FAQs about Wills & Probate
Does divorce cancel a will ?
If you are considering or are in the process of divorce or separation you should immediately seek advice about making a Will, or updating any existing Will because until the until the divorce is final all the terms of the Will remain valid and unaltered.
A Decree Absolute in divorce proceedings does not cancel a Will but if you already have a will leaving a gift to your former spouse, or appointing your former spouse to be an executor, then this becomes void upon divorce. The Will would remain in force and operate as if the former spouse had died.
I have children – should I appoint guardians for them in my will ?
Yes you do if you have any children under the age of 18. Your Will is the only place you can nominate your guardians so it’s very important to do so, not least to cover a catastrophic event where both you and the child’s other parent die together, such as in a car crash, or if the other parent predeceases you. Choice of guardians should be very carefully considered and it is always important to gauge the reaction of the nominated individuals, as they are not bound to consent.
I have assets and property abroad – how should these be dealt with in a will ?
Any property you own abroad should be disposed of by a Will made in the Country where the property is located. You should note, however, that the value of the property will be taken into account when working out the value of your estate for the purposes of inheritance tax liability in the UK.
How can I revoke a will ?
A Will can be cancelled simply by creating a new will which will state that all previous wills are revoked. In addition, any current will is automatically cancelled by marriage or entering into a Civil Partnership unless the current will states it is not revoked by an intention to marry or enter into a civil partnership with a named partner.
If I have made a will or may make a will but do not yet have children or grandchildren will I have to make a new will each time I become a parent or grandparent ?
A will is generally drafted to include any future children or grandchildren so it is not generally necessary to amend a will every time you have a child or grandchild.
What are Executors duties & responsibilities?
An executor is legally responsible for carrying out the wishes of the deceased, as expressed in the will and to perform certain legal duties and formalities. Even on the most straightforward estate acting as an executor involves a lot of paperwork, letter writing and form filling. It is time consuming for an experienced professional and the time input can realistically be doubled for an inexperienced person.
What are the most basic steps taken by an executor ?
- To register the death
- Obtain appropriate copies of the death certificate – the exact number will depend on how many assets need to be released or transferred.
- Arrange the funeral. The cost will usually be the first expense paid for from the Deceased’s estate. Most banks and building societies will pay the funeral bill before probate is granted.

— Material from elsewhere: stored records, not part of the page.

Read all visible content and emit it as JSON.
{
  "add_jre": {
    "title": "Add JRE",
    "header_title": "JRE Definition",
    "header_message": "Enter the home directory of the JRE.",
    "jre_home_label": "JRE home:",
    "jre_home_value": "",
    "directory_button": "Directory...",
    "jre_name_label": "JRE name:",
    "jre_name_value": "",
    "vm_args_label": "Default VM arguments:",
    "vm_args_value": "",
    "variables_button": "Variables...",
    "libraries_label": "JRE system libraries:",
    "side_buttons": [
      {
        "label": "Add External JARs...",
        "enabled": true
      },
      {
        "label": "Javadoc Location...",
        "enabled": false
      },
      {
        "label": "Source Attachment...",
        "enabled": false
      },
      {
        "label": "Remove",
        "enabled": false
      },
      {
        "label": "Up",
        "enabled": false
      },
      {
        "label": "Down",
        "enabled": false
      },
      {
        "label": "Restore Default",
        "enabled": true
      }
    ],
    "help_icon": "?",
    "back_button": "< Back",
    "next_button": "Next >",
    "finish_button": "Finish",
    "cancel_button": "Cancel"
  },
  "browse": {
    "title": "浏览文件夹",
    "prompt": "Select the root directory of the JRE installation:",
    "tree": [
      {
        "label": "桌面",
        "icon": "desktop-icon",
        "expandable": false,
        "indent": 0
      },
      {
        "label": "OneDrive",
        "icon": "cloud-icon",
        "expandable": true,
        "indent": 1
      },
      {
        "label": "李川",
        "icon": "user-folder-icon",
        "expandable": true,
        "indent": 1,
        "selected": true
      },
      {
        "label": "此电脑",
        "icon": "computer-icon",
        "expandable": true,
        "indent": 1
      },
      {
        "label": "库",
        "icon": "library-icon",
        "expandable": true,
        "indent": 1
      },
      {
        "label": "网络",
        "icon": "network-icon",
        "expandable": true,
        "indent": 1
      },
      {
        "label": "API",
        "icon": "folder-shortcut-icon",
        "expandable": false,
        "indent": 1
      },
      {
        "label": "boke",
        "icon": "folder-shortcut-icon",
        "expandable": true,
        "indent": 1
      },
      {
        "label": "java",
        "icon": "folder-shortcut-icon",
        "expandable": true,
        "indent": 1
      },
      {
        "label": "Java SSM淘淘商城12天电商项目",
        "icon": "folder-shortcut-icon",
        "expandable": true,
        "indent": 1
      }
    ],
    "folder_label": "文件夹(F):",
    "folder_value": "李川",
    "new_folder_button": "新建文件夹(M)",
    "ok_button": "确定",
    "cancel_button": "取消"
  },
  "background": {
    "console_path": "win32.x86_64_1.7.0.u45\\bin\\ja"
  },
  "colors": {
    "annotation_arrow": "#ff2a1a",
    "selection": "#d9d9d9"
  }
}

- Make enquiries about the existence of a prepaid funeral plan – these are becoming increasingly popular.
- Apply for a grant of probate
- Executors have a legal obligation to pursue any debts owing to the Estate.
- Pay inheritance tax and any debts of the deceased
- Distribute assets
- Set up any trusts provided for in the will
- Executors must prepare and sign accounts showing who has received what from the distribution. All papers, including the Grant of Probate and the accounts must be stored safely for a period of 12 years.
Executor’s Personal Liability
Failure to correctly carry out the legal duties and procedures required can lead to an executor being personally liable to the estate, in circumstances such as:-
- Failing to safeguard assets, for example failing to take the necessary steps to preserve the value of a property
- Misappropriation of assets, for example where the executor uses the estate assets for his own personal circumstances rather than those of the estate
- Failing to submit correct tax returns either within correct timescales or with correct information and supporting paperwork
- Failure to place any relevant Trustee Act Notice(s)
When is a grant of probate needed and who can apply ?
In some cases a Grant may not be needed for example where:
- The whole of the estate passes automatically to the surviving joint owner.
- The value of the estate is low.
Some banks and building societies may release sums of money up to typically £5,000,000.00 without a Grant. Instead they will ask for a Statutory Declaration to be sworn in front of a Solicitor. The policies on this matter vary from bank to bank, so you should always check with the bank concerned. In terms of who can apply :-
- The Executor(s) named in the Will are the correct person(s) to apply for the Grant.
- If there are no Executors named or the person(s) named are unwilling or unable to act, then any of the residuary beneficiaries may apply for the Grant.
If there is no will the probate application will be for a Grant of Letters of Administration. The persons who can apply are only those allowed by law who, in the following priority, are :-
- Spouse / Civil partner
- Children (this includes natural and legally adopted but not stepchildren)
- Parents
- Brothers & Sisters
- Grandparents
- Uncles & Aunts
In order to apply for a Grant there are a number of documents that need to be completed and various information that needs to be obtained.